03
Jun

Batteries change home power demand

Power WindmillElectricity demand oscillates across the 24 hours of an average day, with morning and evening peaks exaggerated by seasonal impacts. Historically on the Australian east coast these variations have been satisfied by a generation fleet of base load coal, gas peakers and hydro that can both generate or store electricity for later by pumping water uphill. A significant portion of the hugely expensive generation fleet is positioned just for peak demand days (such as the prolonged heat of early February when air conditioners run flat out).

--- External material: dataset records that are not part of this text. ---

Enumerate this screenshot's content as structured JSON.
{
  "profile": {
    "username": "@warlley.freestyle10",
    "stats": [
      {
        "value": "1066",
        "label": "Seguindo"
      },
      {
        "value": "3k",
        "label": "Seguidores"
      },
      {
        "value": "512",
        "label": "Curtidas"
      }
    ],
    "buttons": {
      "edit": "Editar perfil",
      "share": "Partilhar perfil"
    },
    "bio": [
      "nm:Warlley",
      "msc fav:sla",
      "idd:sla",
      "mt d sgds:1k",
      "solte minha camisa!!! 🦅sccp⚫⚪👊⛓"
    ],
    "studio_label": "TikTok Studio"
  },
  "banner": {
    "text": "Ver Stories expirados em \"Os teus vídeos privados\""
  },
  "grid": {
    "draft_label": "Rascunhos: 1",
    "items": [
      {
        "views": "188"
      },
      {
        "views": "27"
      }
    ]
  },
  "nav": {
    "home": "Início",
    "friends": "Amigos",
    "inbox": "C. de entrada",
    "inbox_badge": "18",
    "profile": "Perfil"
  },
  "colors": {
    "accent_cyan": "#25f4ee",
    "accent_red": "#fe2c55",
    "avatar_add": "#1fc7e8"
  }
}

Wholesale power pricing is already extremely volatile, but now new age generation in the form of wind turbines, solar panels and batteries are set to boost pricing volatility. The experience to date from the windfarm fleet is that the best winds are blowing overnight, when electricity demand is low, occasionally pushing power prices negative. In addition, the arrival of new technology batteries for homes [see the link below] will allow domestic (and commercial) solar panels to extend their usefulness into the early evening demand peaks.  Fluctuating government policies has been adding to this complicated picture.

The value chain in power generation is changing significantly. Escalating power prices have been forcing consumers to reduce demand and now new technology is impacting electricity demand across the day.

There will be winners and losers in this value chain as new technology disrupts. The normal pattern is those closest to their customers will be best placed.